Gillian Camm Elected Master of SMV

In keeping with a 500-year old tradition, the Society of Merchant Venturers (SMV) has announced the name of the individual who is to lead the organisation for the year ahead. Gillian Camm DL has been a member of SMV since 2003 and she was elected today as ‘Master’ following a vote by the Society’s membership. For a number of years she has been on the Standing Committee (effectively the board of directors for SMV) and she has served for the last two years as a senior officer of the Society.

Gillian is actively involved in SMV’s work, particularly education. Until last year she was chair of governors for Colston’s Girls’ School, now Montpelier High School, and she is a current trustee of Venturers Trust. “We are actively addressing attainment gaps across all the schools we are responsible for,” she said. “We are also reviewing the curriculum to ensure that all children can see themselves represented in positive role models and we are keen to increase our engagement with the Bristol Curriculum.” In higher education, Gillian is a former chair of governors of the University of the West of England and the Leadership Foundation for Higher Education.

Moving to Bristol in the 1980s to work for Hay Management Consultants, Gillian was the partner responsible for the Bristol office. She went on to be an executive director on the board of Clerical Medical Investment Group and from there she developed a portfolio of executive and non-executive roles on both private and public sector boards. She has recently retired from the board of Wessex Water Services where she was the senior independent director.

Gillian was a lay member of the General Medical Council (GMC) and she was the first lay council member to chair the Fitness to Practise Committee. She also led a review of governance of the GMC following the Shipman Inquiry.

Alongside her voluntary work for SMV, Gillian is also involved in a range of other charitable organisations, including Quartet Community Foundation.

“Bristol is a wonderful place to live and work, but it is also a city that has been described as divided,” said Gillian. “SMV is a social purpose organisation and our members volunteer in a wide variety of ways, ranging from acting as school governors through to becoming trustees of various charities.

“Much has happened this year and the result is a welcome acceleration in the pace of change. We are resolved to listen, learn, understand and to work with others to make a difference. Going forward, there is much to do.”

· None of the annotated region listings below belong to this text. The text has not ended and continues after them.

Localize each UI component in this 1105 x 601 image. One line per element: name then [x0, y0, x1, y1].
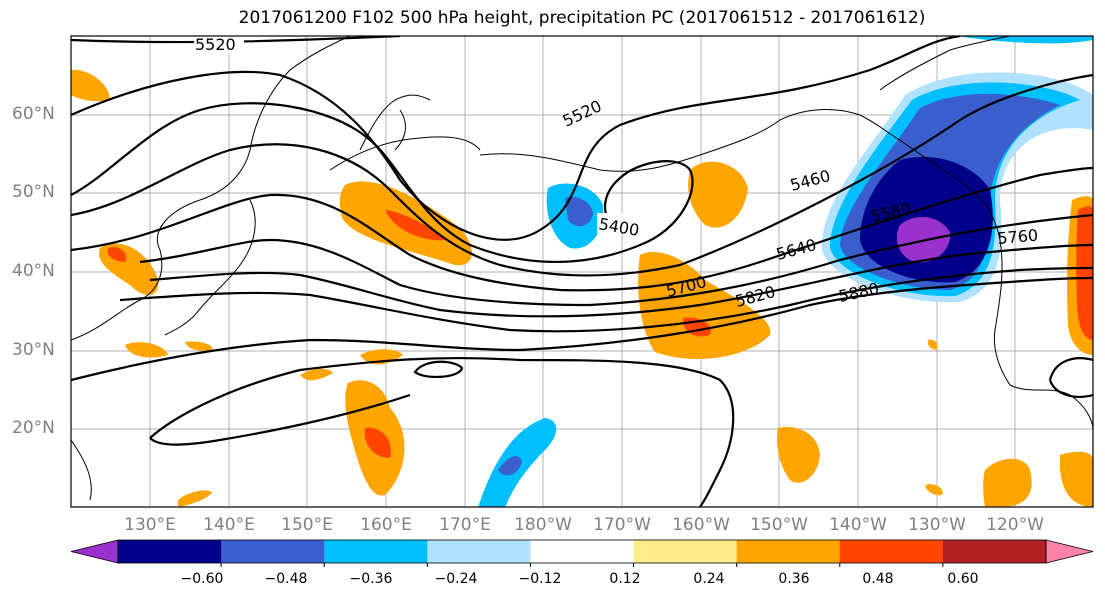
colorbar-tick-label: −0.36	[349, 571, 393, 587]
colorbar	[70, 539, 1094, 567]
colorbar-outline	[117, 539, 1047, 564]
colorbar-tick-label: −0.60	[180, 571, 224, 587]
colorbar-tick-label: 0.48	[862, 571, 894, 587]
colorbar-bin	[221, 540, 325, 563]
colorbar-bin	[324, 540, 428, 563]
map-title: 2017061200 F102 500 hPa height, precipit…	[238, 8, 926, 28]
lon-label: 160°E	[360, 515, 412, 535]
precip-anomaly-fill	[71, 36, 1093, 507]
colorbar-bin	[633, 540, 738, 563]
lon-label: 160°W	[672, 515, 730, 535]
colorbar-bin	[118, 540, 222, 563]
lat-label: 40°N	[12, 261, 55, 281]
lon-label: 140°E	[203, 515, 255, 535]
lat-label: 30°N	[12, 340, 55, 360]
colorbar-tick-label: 0.24	[693, 571, 725, 587]
lat-label: 50°N	[12, 182, 55, 202]
colorbar-bin	[427, 540, 531, 563]
colorbar-bin	[839, 540, 944, 563]
lon-label: 180°W	[514, 515, 572, 535]
colorbar-tick-label: −0.12	[518, 571, 562, 587]
map-frame	[70, 35, 1094, 508]
lon-label: 120°W	[986, 515, 1044, 535]
colorbar-tick-label: 0.12	[609, 571, 641, 587]
colorbar-tick-label: 0.36	[778, 571, 810, 587]
lon-label: 170°W	[593, 515, 651, 535]
colorbar-extend-low	[70, 539, 119, 564]
lat-label: 60°N	[12, 104, 55, 124]
coastlines	[71, 36, 1093, 501]
colorbar-tick-label: 0.60	[947, 571, 979, 587]
lon-label: 130°W	[908, 515, 966, 535]
lat-label: 20°N	[12, 418, 55, 438]
height-contours	[71, 36, 1093, 507]
colorbar-tick-label: −0.48	[264, 571, 308, 587]
colorbar-bin	[942, 540, 1047, 563]
colorbar-tick-label: −0.24	[434, 571, 478, 587]
lon-label: 140°W	[829, 515, 887, 535]
colorbar-extend-high	[1045, 539, 1094, 564]
lon-label: 130°E	[124, 515, 176, 535]
contour-label: 5520	[195, 35, 236, 54]
lon-label: 150°E	[281, 515, 333, 535]
lon-label: 170°E	[439, 515, 491, 535]
lon-label: 150°W	[750, 515, 808, 535]
colorbar-bin	[530, 540, 635, 563]
colorbar-bin	[736, 540, 841, 563]
contour-label: 5760	[997, 226, 1039, 248]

Already SMV works with a wide variety of businesses, community groups and charities, as well as Bristol City Council. The organisation is committed to playing its part in helping to make the vision of Bristol’s One City Plan a reality, creating a fairer, heathier, more sustainable city by 2050. Gillian believes that effective collaboration is the key to achieving ambitious goals and creating a city where everyone has a stake.

“The One City Plan and the Bristol Curriculum are both positive initiatives that will improve social inclusion and they have our full support,” she said.

Gillian also believes that SMV can play a role in helping young people to access employment, apprenticeships and relevant work experience. “Many local businesses are eager to play their part. They recognise that being profitable is not enough and they want to make a wider contribution to society as a whole. We can help facilitate opportunities for young people within the business sector by utilising our networks across schools, charities, social enterprises and the business community.”

SMV is also deeply involved in the charity sector, which has faced increasing challenges as a result of the pandemic. “It is so important that, as a city, we continue to support charities both large and small that provide lifelines to so many communities,” Gillian said. “SMV describes itself as ‘helping communities across Greater Bristol to thrive’ and we will be held to account on delivering this promise across the full range of our activities.”

Gillian’s term of office will last for 12 months from 10th November. Known as Charter Day, the new Master of SMV is traditionally sworn in at Merchants’ Hall after a service in Bristol Cathedral, although this year the service was virtual. The day commemorates the granting of the Royal Charter to the Society of Merchant Venturers by Edward VI in 1552, endorsed by Charles I in 1639.